Although Thompson lived most of his life in Middleborough, he produced portraits at several locations in southeastern New England. From 1800 to 1825, he made many seasonal trips to the south to paint in Baltimore, Alexandria, Norfolk, Charleston, Philadelphia, New Orleans, and Georgia. Between 1805 and 1821, Thompson also paid five extended visits to Bristol, Rhode Island, where he painted over 132 portraits of merchants, ship-owners, sea captains, and their wives and children. Approximately 65% of Thompson's Bristol sitters derived wealth from their head-of-households' participation in the African-Caribbean-Carolina slave-trade. In April 1817, Thompson advertised his presence in Providence, Rhode Island, where he intended to paint portraits "in the Hall of Blake's Hotel". Thompson may well have painted portraits in Providence during this visit; but none has yet been identified. At about age 50, Thompson retired from itinerant painting to reside year-round on his Middleborough farm.

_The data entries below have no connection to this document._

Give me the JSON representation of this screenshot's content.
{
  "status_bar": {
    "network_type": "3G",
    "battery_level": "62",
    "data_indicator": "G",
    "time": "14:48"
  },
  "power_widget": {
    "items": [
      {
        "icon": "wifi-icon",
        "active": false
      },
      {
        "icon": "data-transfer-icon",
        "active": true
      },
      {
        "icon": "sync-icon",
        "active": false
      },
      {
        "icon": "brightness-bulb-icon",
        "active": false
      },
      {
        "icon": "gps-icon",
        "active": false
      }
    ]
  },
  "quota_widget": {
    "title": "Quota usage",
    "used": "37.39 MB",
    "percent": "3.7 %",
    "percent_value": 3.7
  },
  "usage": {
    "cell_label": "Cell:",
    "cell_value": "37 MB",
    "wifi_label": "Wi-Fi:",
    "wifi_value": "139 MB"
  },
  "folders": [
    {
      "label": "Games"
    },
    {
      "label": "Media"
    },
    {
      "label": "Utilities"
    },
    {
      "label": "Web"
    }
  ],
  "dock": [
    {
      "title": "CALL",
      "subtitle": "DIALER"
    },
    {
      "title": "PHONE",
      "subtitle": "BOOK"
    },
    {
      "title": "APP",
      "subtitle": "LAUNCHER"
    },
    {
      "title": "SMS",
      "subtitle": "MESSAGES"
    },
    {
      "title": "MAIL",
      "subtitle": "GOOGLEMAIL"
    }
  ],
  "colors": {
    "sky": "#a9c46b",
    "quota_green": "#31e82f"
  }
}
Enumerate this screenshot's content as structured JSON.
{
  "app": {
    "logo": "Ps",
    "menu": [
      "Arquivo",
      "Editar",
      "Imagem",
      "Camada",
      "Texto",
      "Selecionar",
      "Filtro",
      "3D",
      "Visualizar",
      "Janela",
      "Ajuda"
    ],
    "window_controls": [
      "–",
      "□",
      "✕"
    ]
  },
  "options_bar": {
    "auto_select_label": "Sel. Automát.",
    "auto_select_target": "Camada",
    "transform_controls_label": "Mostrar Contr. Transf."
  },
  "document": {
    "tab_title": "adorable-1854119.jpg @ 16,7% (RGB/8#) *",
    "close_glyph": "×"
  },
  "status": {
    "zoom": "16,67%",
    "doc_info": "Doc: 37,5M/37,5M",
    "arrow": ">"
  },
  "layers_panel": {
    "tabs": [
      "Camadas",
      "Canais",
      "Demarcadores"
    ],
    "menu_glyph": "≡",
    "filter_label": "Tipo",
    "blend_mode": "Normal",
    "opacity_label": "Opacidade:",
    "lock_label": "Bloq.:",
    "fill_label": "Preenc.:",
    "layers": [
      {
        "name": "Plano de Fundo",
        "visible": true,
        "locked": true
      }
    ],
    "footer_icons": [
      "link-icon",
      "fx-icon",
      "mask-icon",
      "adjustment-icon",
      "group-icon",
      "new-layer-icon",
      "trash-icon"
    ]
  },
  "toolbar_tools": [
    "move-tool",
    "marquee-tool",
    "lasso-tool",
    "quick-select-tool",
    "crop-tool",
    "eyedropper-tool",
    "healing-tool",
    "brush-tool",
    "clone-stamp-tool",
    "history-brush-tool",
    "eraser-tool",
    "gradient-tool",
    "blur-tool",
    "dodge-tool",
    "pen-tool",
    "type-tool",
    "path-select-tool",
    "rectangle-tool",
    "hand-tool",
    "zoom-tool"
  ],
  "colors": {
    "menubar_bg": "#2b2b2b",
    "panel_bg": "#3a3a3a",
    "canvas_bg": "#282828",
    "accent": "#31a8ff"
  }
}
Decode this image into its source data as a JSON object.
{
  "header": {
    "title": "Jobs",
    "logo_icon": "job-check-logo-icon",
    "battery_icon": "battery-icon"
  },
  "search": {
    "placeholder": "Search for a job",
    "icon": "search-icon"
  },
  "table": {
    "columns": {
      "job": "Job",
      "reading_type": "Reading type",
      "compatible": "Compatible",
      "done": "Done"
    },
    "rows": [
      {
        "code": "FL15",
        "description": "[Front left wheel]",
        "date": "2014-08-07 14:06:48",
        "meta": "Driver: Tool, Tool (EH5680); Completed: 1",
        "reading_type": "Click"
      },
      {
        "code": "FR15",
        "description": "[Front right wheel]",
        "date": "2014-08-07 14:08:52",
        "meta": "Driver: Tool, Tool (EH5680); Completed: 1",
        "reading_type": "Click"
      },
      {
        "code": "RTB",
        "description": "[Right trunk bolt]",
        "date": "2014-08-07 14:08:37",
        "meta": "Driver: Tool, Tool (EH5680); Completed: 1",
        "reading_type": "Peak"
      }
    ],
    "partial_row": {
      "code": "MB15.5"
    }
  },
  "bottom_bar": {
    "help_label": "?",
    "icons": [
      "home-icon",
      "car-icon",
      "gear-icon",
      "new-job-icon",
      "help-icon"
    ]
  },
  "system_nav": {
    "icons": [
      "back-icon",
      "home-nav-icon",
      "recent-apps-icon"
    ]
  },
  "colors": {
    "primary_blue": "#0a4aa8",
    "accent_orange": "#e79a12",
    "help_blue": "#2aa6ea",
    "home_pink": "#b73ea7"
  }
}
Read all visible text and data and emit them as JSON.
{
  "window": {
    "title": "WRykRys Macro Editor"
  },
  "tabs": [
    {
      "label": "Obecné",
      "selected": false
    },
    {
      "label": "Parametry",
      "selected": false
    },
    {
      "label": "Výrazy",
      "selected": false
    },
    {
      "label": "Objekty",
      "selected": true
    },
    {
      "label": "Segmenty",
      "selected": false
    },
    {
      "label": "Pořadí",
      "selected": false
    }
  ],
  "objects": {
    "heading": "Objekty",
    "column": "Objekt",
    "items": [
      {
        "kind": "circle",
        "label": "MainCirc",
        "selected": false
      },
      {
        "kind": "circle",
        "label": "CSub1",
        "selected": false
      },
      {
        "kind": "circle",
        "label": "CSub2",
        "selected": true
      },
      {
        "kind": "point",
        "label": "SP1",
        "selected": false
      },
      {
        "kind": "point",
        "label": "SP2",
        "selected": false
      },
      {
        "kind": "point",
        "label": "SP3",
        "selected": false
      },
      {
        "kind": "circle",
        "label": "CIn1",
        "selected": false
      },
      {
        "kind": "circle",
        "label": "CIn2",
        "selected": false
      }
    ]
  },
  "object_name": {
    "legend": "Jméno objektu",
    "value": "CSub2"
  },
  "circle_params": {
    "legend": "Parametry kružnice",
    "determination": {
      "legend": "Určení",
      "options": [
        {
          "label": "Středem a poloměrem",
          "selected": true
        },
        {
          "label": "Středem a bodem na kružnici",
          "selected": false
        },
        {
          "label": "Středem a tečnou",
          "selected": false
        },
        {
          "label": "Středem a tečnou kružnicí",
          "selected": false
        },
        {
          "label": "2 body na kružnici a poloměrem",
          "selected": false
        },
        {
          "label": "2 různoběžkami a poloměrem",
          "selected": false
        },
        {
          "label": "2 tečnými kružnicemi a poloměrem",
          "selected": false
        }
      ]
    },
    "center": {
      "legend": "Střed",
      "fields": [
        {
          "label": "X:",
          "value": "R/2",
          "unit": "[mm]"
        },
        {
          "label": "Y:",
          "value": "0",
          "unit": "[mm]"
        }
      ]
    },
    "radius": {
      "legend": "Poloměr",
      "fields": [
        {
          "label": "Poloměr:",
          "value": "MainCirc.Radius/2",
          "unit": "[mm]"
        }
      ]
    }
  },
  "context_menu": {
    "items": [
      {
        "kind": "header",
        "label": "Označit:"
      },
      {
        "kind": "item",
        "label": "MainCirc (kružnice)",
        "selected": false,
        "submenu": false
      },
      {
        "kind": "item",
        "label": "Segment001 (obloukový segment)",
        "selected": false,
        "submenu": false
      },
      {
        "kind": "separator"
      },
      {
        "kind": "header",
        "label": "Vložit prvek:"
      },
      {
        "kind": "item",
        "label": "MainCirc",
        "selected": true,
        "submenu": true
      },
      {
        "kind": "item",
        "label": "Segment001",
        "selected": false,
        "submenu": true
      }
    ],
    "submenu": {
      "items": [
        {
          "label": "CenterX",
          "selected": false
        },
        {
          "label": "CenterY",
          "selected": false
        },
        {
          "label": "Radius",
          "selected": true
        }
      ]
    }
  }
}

Among Cephas Thompson's portrait subjects are John Marshall, Stephen Decatur, David Ramsay of South Carolina, John Howard Payne, Elizabeth Wirt, James DeWolf, and George Washington Parke Custis, who was his pupil. As Deborah Sisum has noted and Keith Arbour has extensively documented, the most important patrons of Thompson's early career were members of the DeWolf family of Bristol, Rhode Island. The largest collection of Thompson's work is in the Boston Athenæum, which also holds some of the artist's papers. Portraits by Thompson are also in the Metropolitan Museum of Art, the Milwaukee Art Museum, the Rhode Island School of Design Museum, the Abby Aldrich Rockefeller Folk Art Museum, Linden Place Museum, the Bristol Historical and Preservation Society and the Newport Historical Society. Many of his portraits are on exhibit at the Middleborough Historical Museum. The amateur historian George Decas, devoted chapters 16 and 17 of his biography of Col. Peter Peirce to Cephas Thompson.

Local historian James Blachowicz has shown that from about 1788 to 1805 Cephas Thompson engraved over 50 slate gravestones near his Middleborough home. One of these stones, for Robert Strobredge (d. 1790) in the Thompson Hill cemetery in Lakeville is signed "Cephas Tomson, sculpt". Blachowicz suggests that Thompson may have taken up this distinct art because of a kinship connection with Middleborough attorney and state senator Isaac Thompson (1746–1819), whose own relations included at least 8 gravestone carvers. Isaac Thompson was Cephas's uncle-by-marriage, that is, Cephas's mother Deborah's sister Lucy Sturtevant's husband. For additional details see James Blachowicz, From Slate to Marble: Gravestone Carving Traditions in Eastern Massachusetts, 1770–1870 (Graver Press, 2006), pp. 91–93.